Sovereign citizens like Ruelas believe that, unless they explicitly agree to be governed by the laws of the U.S. and subject to the jurisdiction of its courts, they are exempt from any punishment that might proceed from breaking those laws. The movement is rooted in racism and anti-Semitism, though most sovereigns are unaware of their beliefs' origins.

Rueles and his brother, Jacobo, stand accused of the brutal 1997 murder of a high school student in Monterey. Jacobo, who was 18 at the time of the slaying, faces the death penalty if found guilty. Angel, who was 17, faces a maximum sentence of life in prison without the possibility of parole.

Now 32, Jacobo has already been granted the right to defend himself. But 31-year-old Angel's request to do the same came in such peculiar terms that Judge Hood not only denied it but ordered a complete psychiatric evaluation to be sure that Angel was fit to stand trial, the Monterey Herald reports.

Judge Hood last week accepted the court-appointed psychiatrist's conclusion that Angel Ruelas is fit to stand trial. It is not yet known if he will apply to represent himself or attempt to use sovereign tactics going forward.

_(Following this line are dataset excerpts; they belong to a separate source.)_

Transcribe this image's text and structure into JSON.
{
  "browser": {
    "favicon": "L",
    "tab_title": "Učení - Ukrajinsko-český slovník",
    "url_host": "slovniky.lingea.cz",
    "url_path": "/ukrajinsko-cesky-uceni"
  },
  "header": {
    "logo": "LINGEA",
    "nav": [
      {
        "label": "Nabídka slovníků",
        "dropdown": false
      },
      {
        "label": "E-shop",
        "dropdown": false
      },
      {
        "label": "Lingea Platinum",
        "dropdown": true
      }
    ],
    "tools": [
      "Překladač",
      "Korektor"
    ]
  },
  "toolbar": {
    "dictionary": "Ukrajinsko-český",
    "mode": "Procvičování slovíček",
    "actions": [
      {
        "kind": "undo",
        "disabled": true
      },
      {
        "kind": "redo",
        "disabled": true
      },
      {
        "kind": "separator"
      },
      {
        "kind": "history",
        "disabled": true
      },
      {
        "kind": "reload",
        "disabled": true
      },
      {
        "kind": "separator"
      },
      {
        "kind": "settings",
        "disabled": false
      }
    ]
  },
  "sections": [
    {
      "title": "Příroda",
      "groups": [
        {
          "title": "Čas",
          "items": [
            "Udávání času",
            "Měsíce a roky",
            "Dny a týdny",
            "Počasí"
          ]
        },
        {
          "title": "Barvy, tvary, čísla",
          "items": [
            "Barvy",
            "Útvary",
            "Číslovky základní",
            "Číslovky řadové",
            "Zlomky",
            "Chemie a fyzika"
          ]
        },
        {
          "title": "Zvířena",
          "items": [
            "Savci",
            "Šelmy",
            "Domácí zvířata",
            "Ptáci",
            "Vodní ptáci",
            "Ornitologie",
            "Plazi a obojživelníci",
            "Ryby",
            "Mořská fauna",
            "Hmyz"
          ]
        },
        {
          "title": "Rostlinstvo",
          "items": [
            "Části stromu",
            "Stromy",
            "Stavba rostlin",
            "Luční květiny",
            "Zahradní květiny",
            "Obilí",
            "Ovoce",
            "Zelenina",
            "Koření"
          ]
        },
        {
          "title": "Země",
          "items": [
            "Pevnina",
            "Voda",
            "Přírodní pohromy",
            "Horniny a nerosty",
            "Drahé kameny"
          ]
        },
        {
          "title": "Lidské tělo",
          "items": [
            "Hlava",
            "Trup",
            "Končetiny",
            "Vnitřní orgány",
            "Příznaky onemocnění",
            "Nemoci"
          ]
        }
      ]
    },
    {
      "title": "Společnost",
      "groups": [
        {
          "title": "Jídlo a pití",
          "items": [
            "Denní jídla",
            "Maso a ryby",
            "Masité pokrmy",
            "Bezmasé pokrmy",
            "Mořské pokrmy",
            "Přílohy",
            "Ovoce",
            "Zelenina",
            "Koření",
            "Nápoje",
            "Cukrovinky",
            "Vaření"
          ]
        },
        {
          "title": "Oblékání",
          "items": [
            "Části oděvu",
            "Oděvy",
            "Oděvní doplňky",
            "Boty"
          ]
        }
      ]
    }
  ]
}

While unusual, Ruelas is not the first defendant to try using sovereign techniques to ward off serious criminal charges. A 2008 Washington Monthly article describes how, between 2005 and 2007, four Baltimore rap promoters facing the death penalty on federal charges of murder, racketeering, drug dealing and weapons possession successfully used the tactics to slow the proceedings against them to a snail's pace. The four spent months repeating legally meaningless speeches that enraged and frustrated the judge, who described their arguments as "unfathomable" and "bizarre," and urged them to take a more conventional approach to defending themselves.

"You are committing suicide in broad daylight," the judge said to one of the defendants in 2006. "There are public suicides in this country far too often. People jump off the Golden Gate Bridge, the Brooklyn Bridge. People walk into their workplaces with a gun and put the gun up to their head and pull the trigger. People slash their wrists. I don't want you to join that community, but that's what you're doing, sir."

Not exactly. Rather than risk losing key witnesses by allowing the case to drag on longer, prosecutors took the death penalty off the table. The men were sentenced in 2009. Three were given life sentences; one was sentenced to 33 years plus five years of supervised release.

Also in 2008, an Alabama man facing a maximum sentence of life in prison without parole attempted to use sovereign tactics to shield himself from prosecution on drug charges. Frustrated by his client's refusal to recognize the court's jurisdiction, the man's lawyer petitioned to withdraw from the case, but the judge refused his request. After several months, the matter came to an abrupt end when the man pleaded guilty against the advice of his attorney. In 2009, he was sentenced to 20 years and 10 months in prison.